A new target for treatment?
Recent research suggests that the benefits of statins may not be entirely due to their effect on LDL levels. Statin therapy is most effective, it seems, when levels of a particular marker of inflammation are higher. C-reactive protein (CRP) is a sign of inflammation, and it appears to play a role in heart disease. It is thought that statins have anti-inflammatory properties, offering protection particularly to the blood vessel walls that are damaged by inflammation in the development of atherosclerosis.
A research team using data from the PROVE IT–TIMI 22 study found that not only did those who reached LDL levels below 70 mg/dl have fewer cardiovascular events, but that those who had CRP levels below 2 mg/l (milligrams per liter) also had fewer cardiovascular events, and to the same degree of difference. What’s more, the association of lower CRP values and fewer events was detected regardless of the person’s LDL level. Lowering CRP values with statins, therefore, was independently associated with decreased risk.
The authors are careful to point out that these findings should not be generalized from their study population—people who had already been diagnosed with an acute coronary syndrome—to people who have not received such a diagnosis.
However, if diabetes is considered a coronary heart disease equivalent, it might be logical to suggest that, as the earlier studies found, people with diabetes should consider intensive statin therapy.
The question might be answered for all people in a few years. The JUPITER trial will recruit 15,000 people who do not have heart disease but do have elevated CRP levels. The study will determine if rosuvastatin therapy will prevent heart disease in this population.

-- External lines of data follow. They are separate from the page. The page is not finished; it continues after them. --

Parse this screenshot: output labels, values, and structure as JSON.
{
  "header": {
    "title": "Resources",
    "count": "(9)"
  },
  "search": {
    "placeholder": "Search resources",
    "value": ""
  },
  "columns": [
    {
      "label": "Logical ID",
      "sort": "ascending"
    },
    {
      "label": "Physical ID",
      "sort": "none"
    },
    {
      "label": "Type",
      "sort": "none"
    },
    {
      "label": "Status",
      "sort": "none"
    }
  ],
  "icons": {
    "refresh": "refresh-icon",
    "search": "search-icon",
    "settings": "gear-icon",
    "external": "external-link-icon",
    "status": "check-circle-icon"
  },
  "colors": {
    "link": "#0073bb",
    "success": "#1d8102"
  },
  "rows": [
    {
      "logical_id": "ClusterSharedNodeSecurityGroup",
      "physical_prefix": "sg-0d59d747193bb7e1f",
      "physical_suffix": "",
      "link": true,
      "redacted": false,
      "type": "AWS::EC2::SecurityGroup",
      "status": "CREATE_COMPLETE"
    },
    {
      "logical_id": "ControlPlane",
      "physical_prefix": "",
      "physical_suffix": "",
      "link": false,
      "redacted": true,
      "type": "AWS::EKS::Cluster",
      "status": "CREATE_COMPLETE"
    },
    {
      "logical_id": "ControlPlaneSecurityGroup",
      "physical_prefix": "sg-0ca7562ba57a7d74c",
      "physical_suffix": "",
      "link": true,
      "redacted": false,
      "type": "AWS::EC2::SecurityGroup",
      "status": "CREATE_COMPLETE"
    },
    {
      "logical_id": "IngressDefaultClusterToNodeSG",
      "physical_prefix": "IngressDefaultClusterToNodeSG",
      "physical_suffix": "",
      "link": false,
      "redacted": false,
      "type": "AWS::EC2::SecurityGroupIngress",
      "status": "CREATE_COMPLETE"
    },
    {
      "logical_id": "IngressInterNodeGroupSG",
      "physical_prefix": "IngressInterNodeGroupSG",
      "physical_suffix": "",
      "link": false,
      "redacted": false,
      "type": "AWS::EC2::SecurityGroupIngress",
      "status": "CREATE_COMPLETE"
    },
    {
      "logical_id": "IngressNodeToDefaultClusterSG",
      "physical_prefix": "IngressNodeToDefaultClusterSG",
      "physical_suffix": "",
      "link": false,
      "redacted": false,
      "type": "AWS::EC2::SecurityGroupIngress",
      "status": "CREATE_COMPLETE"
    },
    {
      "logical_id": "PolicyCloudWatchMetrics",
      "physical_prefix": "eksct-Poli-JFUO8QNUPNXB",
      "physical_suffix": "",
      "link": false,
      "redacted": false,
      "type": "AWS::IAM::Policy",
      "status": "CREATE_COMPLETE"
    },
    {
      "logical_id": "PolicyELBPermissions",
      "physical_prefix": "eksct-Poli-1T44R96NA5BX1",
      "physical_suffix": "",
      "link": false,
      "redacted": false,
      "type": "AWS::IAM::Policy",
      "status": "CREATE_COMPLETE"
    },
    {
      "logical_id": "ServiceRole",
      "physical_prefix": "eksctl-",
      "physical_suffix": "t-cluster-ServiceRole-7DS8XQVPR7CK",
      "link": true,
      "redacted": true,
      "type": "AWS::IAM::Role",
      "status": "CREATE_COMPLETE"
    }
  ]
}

Lipids are not the only risk factor for heart disease, of course. Care guidelines from the American Diabetes Association also recommend keeping blood pressure under 130 systolic and 80 diastolic (130/80 mm Hg), and starting medication if it exceeds 140 systolic or 90 diastolic. Several classes of drugs used to lower blood pressure have been shown to reduce cardiac events in people with diabetes, including ACE inhibitors, angiotensin receptor blockers (ARB’s), diuretics, and calcium channel blockers.
Antiplatelet therapy, using aspirin or another drug such as clopidogrel, is also recommended for many people with diabetes. These medicines help prevent the blood clots that cause heart attacks, and aspirin is recommended for people with diabetes over the age of 40, or those under 40 who have additional risk factors such as family history and high cholesterol levels.
Finally, the recommendations advise all people with diabetes to not smoke cigarettes. Smoking is associated with a number of health problems, including heart disease.